Re: [PATCH] nvme-pci: Use non-operational power state instead of D3 on Suspend-to-Idle

From: Christoph Hellwig
Date: Fri May 10 2019 - 01:32:29 EST


> +int nvme_set_power(struct nvme_ctrl *ctrl, unsigned npss)
> +{
> + int ret;
> +
> + mutex_lock(&ctrl->scan_lock);
> + nvme_start_freeze(ctrl);
> + nvme_wait_freeze(ctrl);
> + ret = nvme_set_features(ctrl, NVME_FEAT_POWER_MGMT, npss, NULL, 0,
> + NULL);
> + nvme_unfreeze(ctrl);
> + mutex_unlock(&ctrl->scan_lock);
> +
> + return ret;
> +}
> +EXPORT_SYMBOL_GPL(nvme_set_power);

I think we should have this in the PCIe driver, givn that while in
theory power states are generic in practice they are only applicable
to PCIe. To be revisited if history proves me wrong.

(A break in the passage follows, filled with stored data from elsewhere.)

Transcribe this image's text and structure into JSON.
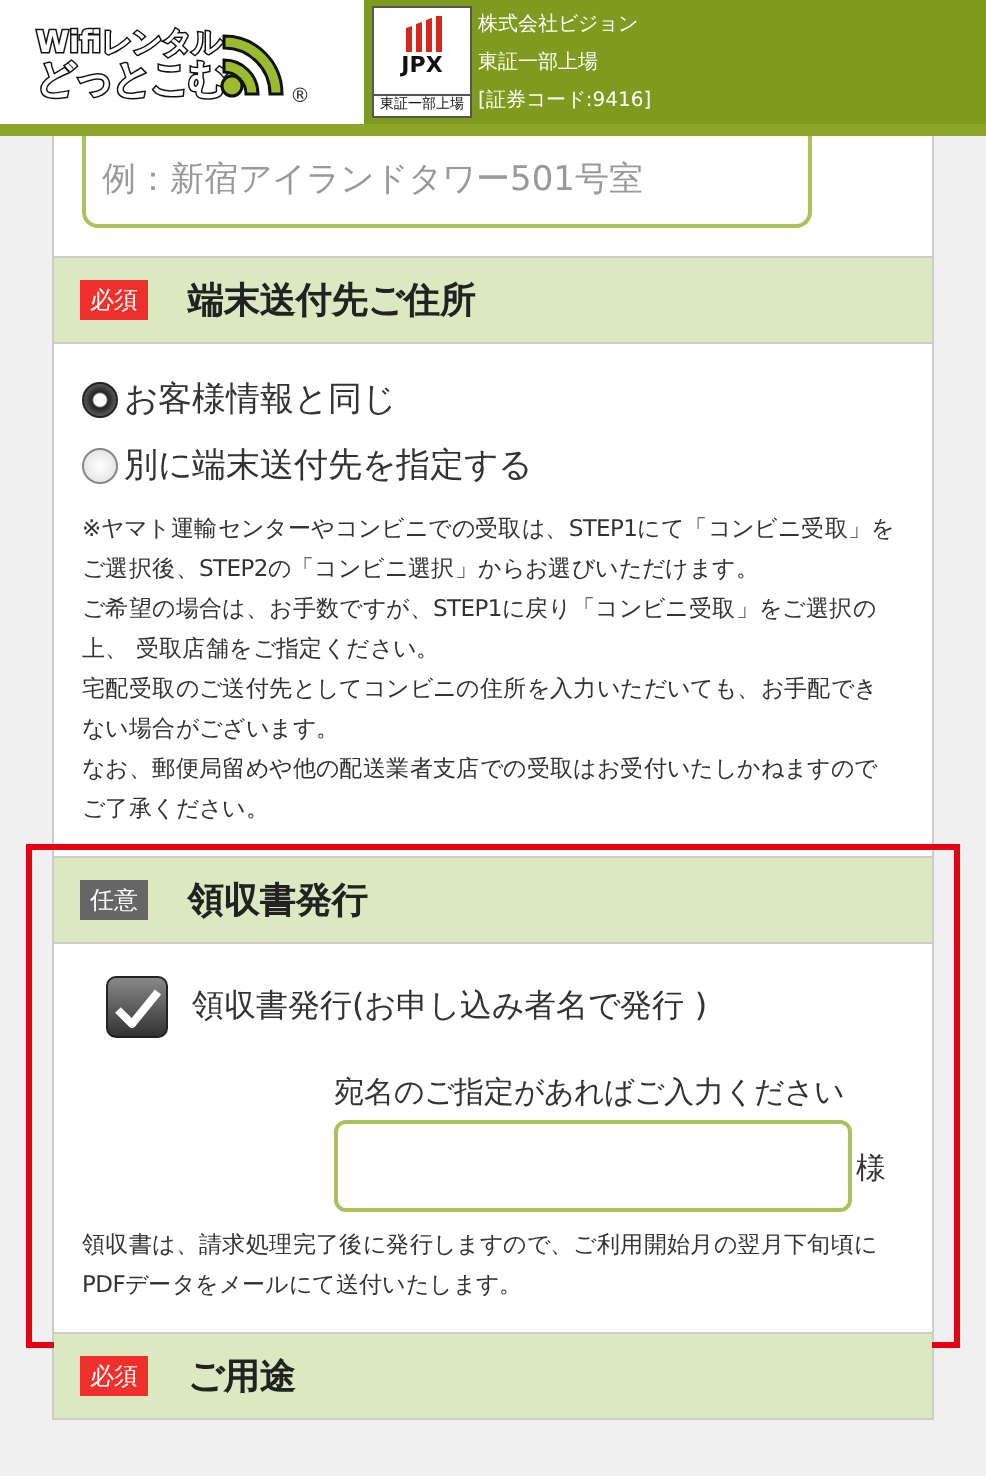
{
  "header": {
    "logo": {
      "line_1": "Wifiレンタル",
      "line_2": "どっとこむ",
      "mark": "®"
    },
    "listing_badge": {
      "name": "JPX",
      "caption": "東証一部上場"
    },
    "company": [
      "株式会社ビジョン",
      "東証一部上場",
      "[証券コード:9416]"
    ]
  },
  "top_field": {
    "placeholder": "例：新宿アイランドタワー501号室"
  },
  "sections": [
    {
      "kind": "address",
      "badge": {
        "label": "必須",
        "kind": "required"
      },
      "title": "端末送付先ご住所",
      "highlighted": false,
      "radios": [
        {
          "label": "お客様情報と同じ",
          "selected": true
        },
        {
          "label": "別に端末送付先を指定する",
          "selected": false
        }
      ],
      "notes": [
        "※ヤマト運輸センターやコンビニでの受取は、STEP1にて「コンビニ受取」をご選択後、STEP2の「コンビニ選択」からお選びいただけます。",
        "ご希望の場合は、お手数ですが、STEP1に戻り「コンビニ受取」をご選択の上、 受取店舗をご指定ください。",
        "宅配受取のご送付先としてコンビニの住所を入力いただいても、お手配できない場合がございます。",
        "なお、郵便局留めや他の配送業者支店での受取はお受付いたしかねますのでご了承ください。"
      ]
    },
    {
      "kind": "receipt",
      "badge": {
        "label": "任意",
        "kind": "optional"
      },
      "title": "領収書発行",
      "highlighted": true,
      "checkbox": {
        "label": "領収書発行(お申し込み者名で発行 )",
        "checked": true
      },
      "addressee": {
        "hint": "宛名のご指定があればご入力ください",
        "suffix": "様"
      },
      "notes": [
        "領収書は、請求処理完了後に発行しますので、ご利用開始月の翌月下旬頃にPDFデータをメールにて送付いたします。"
      ]
    },
    {
      "kind": "heading",
      "badge": {
        "label": "必須",
        "kind": "required"
      },
      "title": "ご用途",
      "highlighted": false
    }
  ]
}
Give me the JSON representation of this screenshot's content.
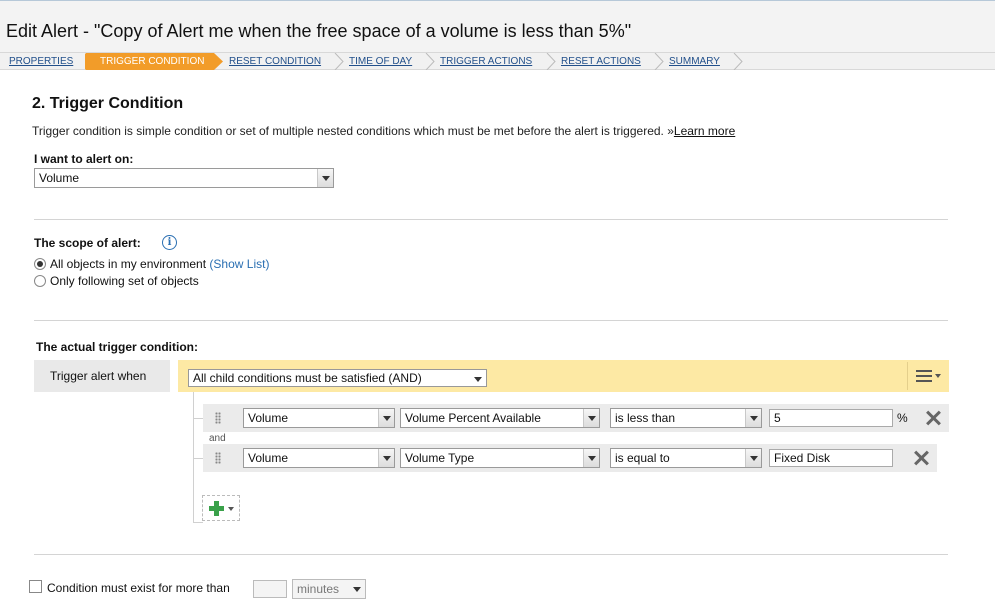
{
  "page": {
    "title": "Edit Alert - \"Copy of Alert me when the free space of a volume is less than 5%\""
  },
  "wizard": {
    "steps": [
      {
        "label": "PROPERTIES"
      },
      {
        "label": "TRIGGER CONDITION"
      },
      {
        "label": "RESET CONDITION"
      },
      {
        "label": "TIME OF DAY"
      },
      {
        "label": "TRIGGER ACTIONS"
      },
      {
        "label": "RESET ACTIONS"
      },
      {
        "label": "SUMMARY"
      }
    ],
    "active_step": 1
  },
  "section": {
    "title": "2. Trigger Condition",
    "description": "Trigger condition is simple condition or set of multiple nested conditions which must be met before the alert is triggered. »",
    "learn_more": "Learn more"
  },
  "alert_on": {
    "label": "I want to alert on:",
    "value": "Volume"
  },
  "scope": {
    "label": "The scope of alert:",
    "options": [
      {
        "label": "All objects in my environment",
        "link": "(Show List)",
        "selected": true
      },
      {
        "label": "Only following set of objects",
        "selected": false
      }
    ]
  },
  "trigger": {
    "heading": "The actual trigger condition:",
    "when_label": "Trigger alert when",
    "group_mode": "All child conditions must be satisfied (AND)",
    "conjunction": "and",
    "conditions": [
      {
        "object": "Volume",
        "field": "Volume Percent Available",
        "operator": "is less than",
        "value": "5",
        "unit": "%"
      },
      {
        "object": "Volume",
        "field": "Volume Type",
        "operator": "is equal to",
        "value": "Fixed Disk",
        "unit": ""
      }
    ]
  },
  "duration": {
    "label": "Condition must exist for more than",
    "value": "",
    "unit": "minutes",
    "checked": false
  },
  "icons": {
    "info": "info-icon",
    "menu": "menu-icon",
    "drag": "drag-handle-icon",
    "remove": "close-icon",
    "add": "plus-icon"
  }
}
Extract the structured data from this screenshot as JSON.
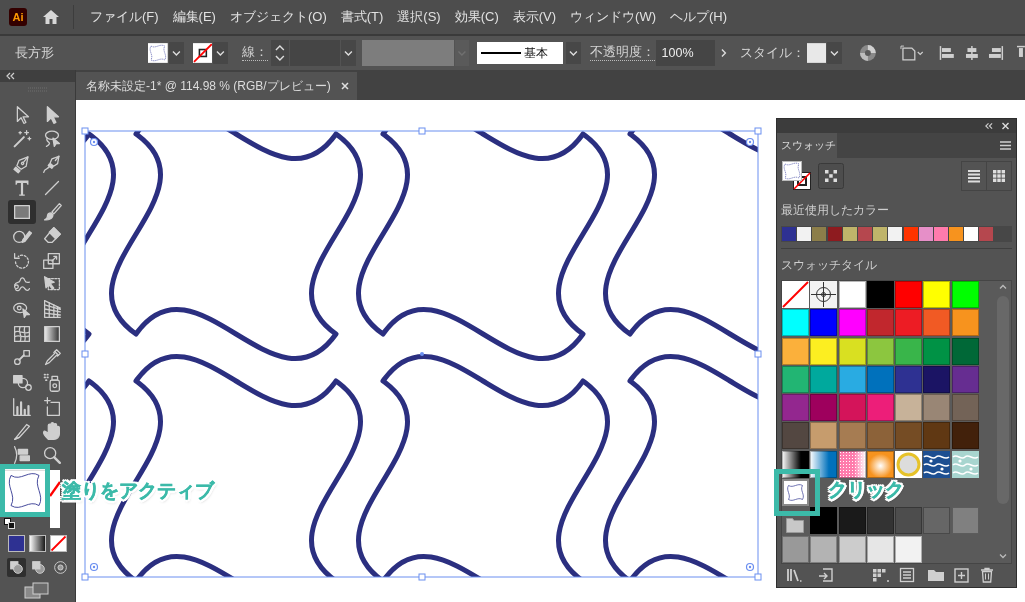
{
  "app_bar": {
    "logo": "Ai",
    "menu": [
      "ファイル(F)",
      "編集(E)",
      "オブジェクト(O)",
      "書式(T)",
      "選択(S)",
      "効果(C)",
      "表示(V)",
      "ウィンドウ(W)",
      "ヘルプ(H)"
    ]
  },
  "control_bar": {
    "object_type": "長方形",
    "stroke_label": "線：",
    "stroke_profile": "基本",
    "opacity_label": "不透明度：",
    "opacity_value": "100%",
    "style_label": "スタイル："
  },
  "document_tab": {
    "title": "名称未設定-1* @ 114.98 % (RGB/プレビュー)"
  },
  "toolbar": {
    "tools": [
      {
        "kind": "selection",
        "selected": false
      },
      {
        "kind": "direct-selection",
        "selected": false
      },
      {
        "kind": "magic-wand",
        "selected": false
      },
      {
        "kind": "lasso",
        "selected": false
      },
      {
        "kind": "pen",
        "selected": false
      },
      {
        "kind": "curvature",
        "selected": false
      },
      {
        "kind": "type",
        "selected": false
      },
      {
        "kind": "line",
        "selected": false
      },
      {
        "kind": "rectangle",
        "selected": true
      },
      {
        "kind": "paintbrush",
        "selected": false
      },
      {
        "kind": "shaper",
        "selected": false
      },
      {
        "kind": "eraser",
        "selected": false
      },
      {
        "kind": "rotate",
        "selected": false
      },
      {
        "kind": "scale",
        "selected": false
      },
      {
        "kind": "warp",
        "selected": false
      },
      {
        "kind": "free-transform",
        "selected": false
      },
      {
        "kind": "shape-builder",
        "selected": false
      },
      {
        "kind": "perspective-grid",
        "selected": false
      },
      {
        "kind": "mesh",
        "selected": false
      },
      {
        "kind": "gradient",
        "selected": false
      },
      {
        "kind": "blend",
        "selected": false
      },
      {
        "kind": "eyedropper",
        "selected": false
      },
      {
        "kind": "live-paint",
        "selected": false
      },
      {
        "kind": "symbol-sprayer",
        "selected": false
      },
      {
        "kind": "graph",
        "selected": false
      },
      {
        "kind": "artboard",
        "selected": false
      },
      {
        "kind": "slice",
        "selected": false
      },
      {
        "kind": "hand",
        "selected": false
      },
      {
        "kind": "puppet-warp",
        "selected": false
      },
      {
        "kind": "zoom",
        "selected": false
      }
    ],
    "draw_modes": [
      {
        "selected": true
      },
      {
        "selected": false
      },
      {
        "selected": false
      }
    ]
  },
  "swatches_panel": {
    "tab": "スウォッチ",
    "recent_label": "最近使用したカラー",
    "recent_colors": [
      {
        "color": "#2e3192"
      },
      {
        "color": "#f2f2f2"
      },
      {
        "color": "#8c7e4a"
      },
      {
        "color": "#8e1b1f"
      },
      {
        "color": "#bfb46a"
      },
      {
        "color": "#b5474e"
      },
      {
        "color": "#bfb46a"
      },
      {
        "color": "#f2f2f2"
      },
      {
        "color": "#ff3300"
      },
      {
        "color": "#e68fc8"
      },
      {
        "color": "#ff7bac"
      },
      {
        "color": "#f7931e"
      },
      {
        "color": "#ffffff"
      },
      {
        "color": "#b5474e"
      }
    ],
    "library_label": "スウォッチタイル",
    "swatch_rows": [
      [
        {
          "kind": "none"
        },
        {
          "kind": "registration"
        },
        {
          "kind": "color",
          "color": "#ffffff"
        },
        {
          "kind": "color",
          "color": "#000000"
        },
        {
          "kind": "color",
          "color": "#ff0000"
        },
        {
          "kind": "color",
          "color": "#ffff00"
        },
        {
          "kind": "color",
          "color": "#00ff00"
        }
      ],
      [
        {
          "kind": "color",
          "color": "#00ffff"
        },
        {
          "kind": "color",
          "color": "#0000ff"
        },
        {
          "kind": "color",
          "color": "#ff00ff"
        },
        {
          "kind": "color",
          "color": "#c1272d"
        },
        {
          "kind": "color",
          "color": "#ed1c24"
        },
        {
          "kind": "color",
          "color": "#f15a24"
        },
        {
          "kind": "color",
          "color": "#f7931e"
        }
      ],
      [
        {
          "kind": "color",
          "color": "#fbb03b"
        },
        {
          "kind": "color",
          "color": "#fcee21"
        },
        {
          "kind": "color",
          "color": "#d9e021"
        },
        {
          "kind": "color",
          "color": "#8cc63f"
        },
        {
          "kind": "color",
          "color": "#39b54a"
        },
        {
          "kind": "color",
          "color": "#009245"
        },
        {
          "kind": "color",
          "color": "#006837"
        }
      ],
      [
        {
          "kind": "color",
          "color": "#22b573"
        },
        {
          "kind": "color",
          "color": "#00a99d"
        },
        {
          "kind": "color",
          "color": "#29abe2"
        },
        {
          "kind": "color",
          "color": "#0071bc"
        },
        {
          "kind": "color",
          "color": "#2e3192"
        },
        {
          "kind": "color",
          "color": "#1b1464"
        },
        {
          "kind": "color",
          "color": "#662d91"
        }
      ],
      [
        {
          "kind": "color",
          "color": "#93278f"
        },
        {
          "kind": "color",
          "color": "#9e005d"
        },
        {
          "kind": "color",
          "color": "#d4145a"
        },
        {
          "kind": "color",
          "color": "#ed1e79"
        },
        {
          "kind": "color",
          "color": "#c7b299"
        },
        {
          "kind": "color",
          "color": "#998675"
        },
        {
          "kind": "color",
          "color": "#736357"
        }
      ],
      [
        {
          "kind": "color",
          "color": "#534741"
        },
        {
          "kind": "color",
          "color": "#c69c6d"
        },
        {
          "kind": "color",
          "color": "#a67c52"
        },
        {
          "kind": "color",
          "color": "#8c6239"
        },
        {
          "kind": "color",
          "color": "#754c24"
        },
        {
          "kind": "color",
          "color": "#603813"
        },
        {
          "kind": "color",
          "color": "#42210b"
        }
      ],
      [
        {
          "kind": "gradient",
          "color": "#000000"
        },
        {
          "kind": "gradient",
          "color": "#0071bc"
        },
        {
          "kind": "dots",
          "color": "#ff7bac"
        },
        {
          "kind": "radial",
          "color": "#f7931e"
        },
        {
          "kind": "ring",
          "color": "#e6c229"
        },
        {
          "kind": "pattern",
          "color": "#1d4f91"
        },
        {
          "kind": "pattern",
          "color": "#a8d5cf"
        }
      ],
      [
        {
          "kind": "tile"
        }
      ],
      [
        {
          "kind": "group"
        },
        {
          "kind": "color",
          "color": "#000000"
        },
        {
          "kind": "color",
          "color": "#1a1a1a"
        },
        {
          "kind": "color",
          "color": "#333333"
        },
        {
          "kind": "color",
          "color": "#4d4d4d"
        },
        {
          "kind": "color",
          "color": "#666666"
        },
        {
          "kind": "color",
          "color": "#808080"
        }
      ],
      [
        {
          "kind": "color",
          "color": "#999999"
        },
        {
          "kind": "color",
          "color": "#b3b3b3"
        },
        {
          "kind": "color",
          "color": "#cccccc"
        },
        {
          "kind": "color",
          "color": "#e6e6e6"
        },
        {
          "kind": "color",
          "color": "#f2f2f2"
        }
      ]
    ]
  },
  "callouts": [
    {
      "text": "塗りをアクティブ"
    },
    {
      "text": "クリック"
    }
  ]
}
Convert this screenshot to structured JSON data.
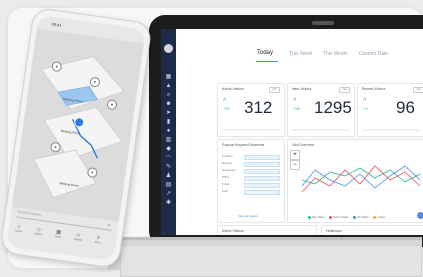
{
  "phone": {
    "time": "09:41",
    "search_placeholder": "Search location",
    "close_glyph": "×",
    "pin_labels": [
      "Meeting Room",
      "Meeting Room",
      "Meeting Room"
    ],
    "nav": [
      {
        "icon": "home-icon",
        "glyph": "⌂",
        "label": "Home"
      },
      {
        "icon": "map-icon",
        "glyph": "◇",
        "label": "Explore"
      },
      {
        "icon": "calendar-icon",
        "glyph": "▦",
        "label": "Book"
      },
      {
        "icon": "people-icon",
        "glyph": "☺",
        "label": "People"
      },
      {
        "icon": "more-icon",
        "glyph": "≡",
        "label": "More"
      }
    ]
  },
  "dashboard": {
    "tabs": [
      "Today",
      "This Week",
      "This Month",
      "Custom Date"
    ],
    "stats": [
      {
        "label": "Active Visitors",
        "pill": "info",
        "change": "+32",
        "value": "312"
      },
      {
        "label": "New Visitors",
        "pill": "info",
        "change": "+58",
        "value": "1295"
      },
      {
        "label": "Recent Visitors",
        "pill": "info",
        "change": "+3",
        "value": "96"
      }
    ],
    "keywords": {
      "title": "Popular Keyword Searches",
      "rows": [
        "Location",
        "Meeting",
        "Restaurant",
        "Office",
        "Toilets",
        "Cafe"
      ],
      "view_all": "View all results"
    },
    "visit_overview": {
      "title": "Visit Overview",
      "legend": [
        {
          "label": "New Visitor",
          "color": "#2bb5a0"
        },
        {
          "label": "Return Visitor",
          "color": "#e8505b"
        },
        {
          "label": "All Visitors",
          "color": "#4a90e2"
        },
        {
          "label": "Unique",
          "color": "#f0b429"
        }
      ]
    },
    "active_visitors_panel": {
      "title": "Active Visitors"
    },
    "heatmaps_panel": {
      "title": "Heatmaps"
    }
  },
  "colors": {
    "sidebar": "#1b2b48",
    "accent": "#4a90e2",
    "positive": "#2bb5a0"
  }
}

Also I don't see any reason why we'd need to do the freeze game on
resume. Even on suspend it looks a little odd to me, as in theory
the PM core should have already put the system into a quiescent state.
But maybe we actually need it there, in which case a comment would
be helpful.

> + if (!pm_suspend_via_firmware())

pm_suspend_via_firmware is a weird name and has absolutely zero
documentation. So I think we really need a big fat comment with the
wisdom from this thread here.

> + return nvme_set_power(&ndev->ctrl, ndev->ctrl.npss);

I think we need to skip this code path is NPSS is zero, as that
indicates that the device doesn't actually do power states and fall
back to the full teardown.

Also I can't find anything except for this odd sentences in the spec:

"Hosts that do not dynamically manage power should set the power
state to the lowest numbered state that satisfies the PCI Express
slot power limit control value.

that requires the power states to be ordered in any particular way.
So we probably have to read through the table at probing time and find
the lowest power state there.

Rafael also brought up the issue of not entering D3, and the somewhat
non-intuitive to me solution for it, so I'm not commenting on that
except for asking on a comment on that save_state call.

> + if (!pm_suspend_via_firmware())
> + return nvme_set_power(&ndev->ctrl, 0);

Don't we need to save the previous power state here and restore that?
For example if someone set a specific state through nvme-cli?